Welcome to WebmasterWorld Guest from 54.167.155.147

Forum Moderators: Ocean10000 & incrediBILL & phranque

Message Too Old, No Replies

URL rewrite with 301

   
8:00 pm on Feb 17, 2010 (gmt 0)

10+ Year Member



Here is my situation.

I run a news script which produces pages like http://www.example.com/cgi-bin/news.cgi?a=article&ID=1265144816

I have setup a htaccess rule that produces a html page.

RewriteRule news/([0-9]+)\.html$ /cgi-bin/news.cgi?a=article&ID=$1 [L]

The only problem is that it does not 301 the /cgi-bin/news.cgi?a=article&ID=$1 [L]
version to /news/1265144816.html so I might get penalized for duplicate content.

Any help would be appreciated.

[edited by: jdMorgan at 11:05 pm (utc) on Feb 17, 2010]
[edit reason] example.com [/edit]

11:24 pm on Feb 17, 2010 (gmt 0)

WebmasterWorld Senior Member jdmorgan is a WebmasterWorld Top Contributor of All Time 10+ Year Member



There is no duplicate-content "penalty" -- That's a very pernicious Webmaster Myth. While there may indeed be "penalties" for massive quantities of intentional duplicate content, there is no penalty for minor, accidental duplicate content.

The "penalty" is that you have two (or more) URLs competing with each other for incoming links and PageRank/Link-popularity, and this dilutes the ranking of each of them.
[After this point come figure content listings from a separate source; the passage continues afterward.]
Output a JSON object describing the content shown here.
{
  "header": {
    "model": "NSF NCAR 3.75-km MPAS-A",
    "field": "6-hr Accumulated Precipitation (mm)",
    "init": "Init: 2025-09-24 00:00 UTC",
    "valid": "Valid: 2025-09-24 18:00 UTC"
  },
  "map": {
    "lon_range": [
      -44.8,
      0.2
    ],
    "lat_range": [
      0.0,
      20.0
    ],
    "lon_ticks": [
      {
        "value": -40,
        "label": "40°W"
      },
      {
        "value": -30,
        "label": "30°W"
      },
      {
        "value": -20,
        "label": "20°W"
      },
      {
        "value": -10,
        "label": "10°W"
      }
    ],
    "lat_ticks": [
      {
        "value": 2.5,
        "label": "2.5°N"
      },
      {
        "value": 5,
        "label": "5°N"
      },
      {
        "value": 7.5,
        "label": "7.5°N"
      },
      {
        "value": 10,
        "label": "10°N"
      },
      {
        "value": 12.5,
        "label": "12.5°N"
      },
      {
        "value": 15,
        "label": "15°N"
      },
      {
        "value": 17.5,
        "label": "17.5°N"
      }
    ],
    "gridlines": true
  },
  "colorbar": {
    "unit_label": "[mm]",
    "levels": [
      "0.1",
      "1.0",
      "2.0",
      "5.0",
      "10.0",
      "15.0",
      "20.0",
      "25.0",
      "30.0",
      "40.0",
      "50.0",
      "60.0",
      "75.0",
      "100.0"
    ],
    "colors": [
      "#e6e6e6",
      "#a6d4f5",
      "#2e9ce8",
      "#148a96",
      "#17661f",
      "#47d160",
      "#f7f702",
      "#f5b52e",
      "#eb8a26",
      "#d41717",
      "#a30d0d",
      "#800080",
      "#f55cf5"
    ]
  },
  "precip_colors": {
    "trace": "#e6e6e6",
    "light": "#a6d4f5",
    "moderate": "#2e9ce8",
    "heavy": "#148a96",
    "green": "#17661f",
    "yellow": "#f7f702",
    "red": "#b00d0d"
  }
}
Your RewriteRule "creates" nothing. All it does is tell the server to serve the content from the internal filepath /cgi-bin/news.cgi?a=article&ID=1234 when an HTTP request for the URL /news/1234.html is received from a Web client.
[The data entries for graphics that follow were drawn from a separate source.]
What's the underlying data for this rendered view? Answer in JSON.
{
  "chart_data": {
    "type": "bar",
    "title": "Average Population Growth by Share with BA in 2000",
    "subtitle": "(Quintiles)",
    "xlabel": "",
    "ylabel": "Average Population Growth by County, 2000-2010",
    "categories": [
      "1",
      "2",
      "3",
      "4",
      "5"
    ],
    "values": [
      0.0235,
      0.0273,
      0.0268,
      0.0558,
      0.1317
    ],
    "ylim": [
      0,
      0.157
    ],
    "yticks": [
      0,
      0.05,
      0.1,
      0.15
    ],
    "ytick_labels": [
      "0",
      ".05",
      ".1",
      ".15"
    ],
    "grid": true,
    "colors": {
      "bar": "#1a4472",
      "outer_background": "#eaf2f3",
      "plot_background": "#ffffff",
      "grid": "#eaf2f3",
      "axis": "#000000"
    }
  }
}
Keeping URLs and filepaths as separate and distinct concepts, associated *only* by the action of a server, will help a lot when thinking about rewrites and redirects.
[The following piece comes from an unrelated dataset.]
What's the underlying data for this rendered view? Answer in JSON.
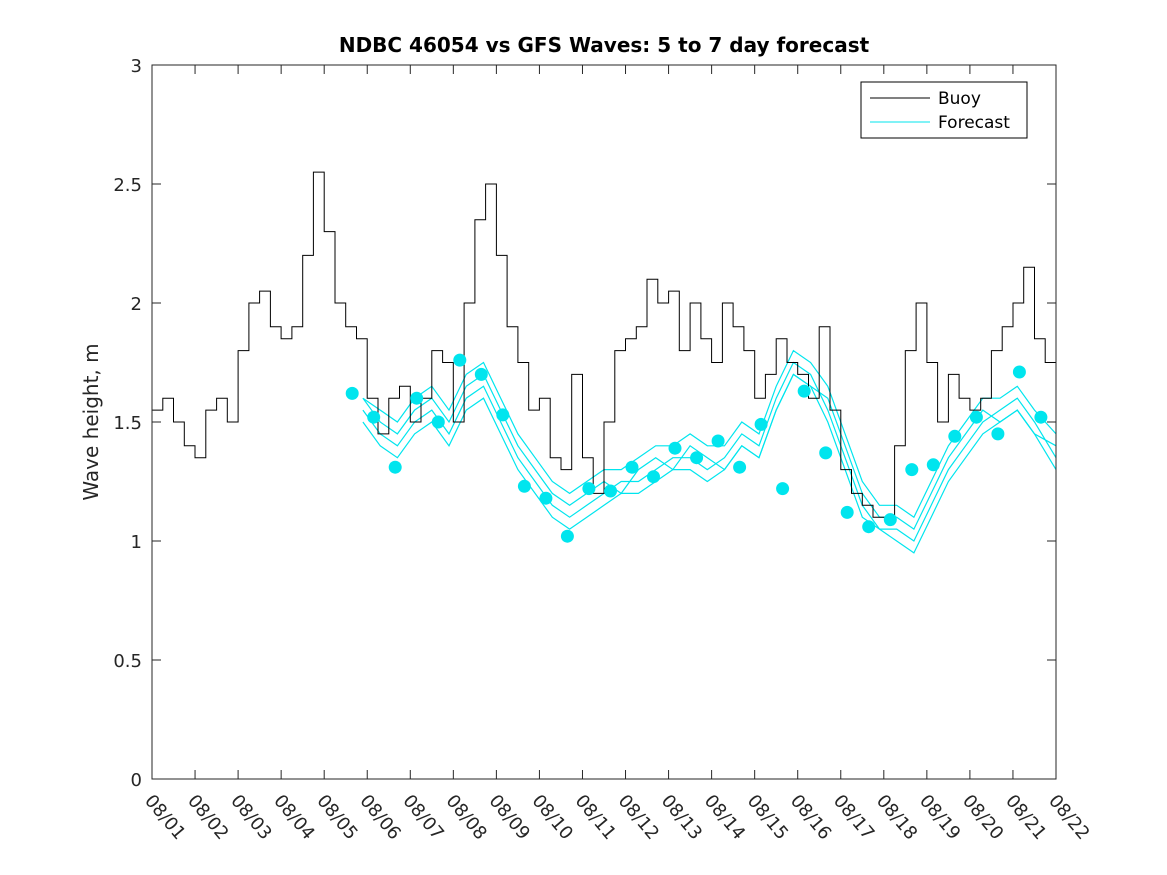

The only problem is that it does not 301 the /cgi-bin/news.cgi?a=article&ID=$1
version to /news/1265144816.html so I might get penalized for duplicate content.

Were you expecting it to? That's not what your rule does... So you need a second (and complementary) rule to implement that function:

RewriteCond %{THE_REQUEST} ^[A-Z]+\ /cgi-bin/news\.cgi\?a=article&ID=([0-9]+)(&[^\ ]*)?\ HTTP/
RewriteRule ^cgi-bin/news\.cgi$ http://www.example.com/news/%1.html [R=301,L]

This new rule should precede your rewrite code posted above, and it should precede your domain canonicalization redirect and any other less-specific redirects. These redirects should then be followed by your existing internal rewrites, again in order from most-specific to least-specific.

The complex RewriteCond is required to differentiate the /cgi-bin/news.cgi?a=article&ID=1234 script-path being directly requested by a client as a URL, as opposed to being internally-requested as the result of your existing internal rewrite rule. Without this test, the two rules would unconditionally countermand each other, resulting in an 'infinite' loop.

Jim
11:58 pm on Feb 17, 2010 (gmt 0)

10+ Year Member



Hi Jim,

I love your explanation regarding duplicate penalties.

I implemented your rule and it almost worked. When I visit http://www.example.com/cgi-bin/news.cgi?a=article&ID=1265144816 it 301's to http://www.example.com/news/1265144816.html?a=article&ID=1265144816

I just need it to 301 to http://www.example.com/news/1265144816.html
12:20 am on Feb 18, 2010 (gmt 0)

WebmasterWorld Senior Member jdmorgan is a WebmasterWorld Top Contributor of All Time 10+ Year Member



Yeah, I forget that almost every time I re-type this code...

It should be:

RewriteCond %{THE_REQUEST} ^[A-Z]+\ /cgi-bin/news\.cgi\?a=article&ID=([0-9]+)(&[^\ ]*)?\ HTTP/
RewriteRule ^cgi-bin/news\.cgi$ http://www.example.com/news/%1.ht[b]ml?[/b] [R=301,L]

Jim
12:32 am on Feb 18, 2010 (gmt 0)

10+ Year Member



Beautiful! Works a treat. Thanks Jim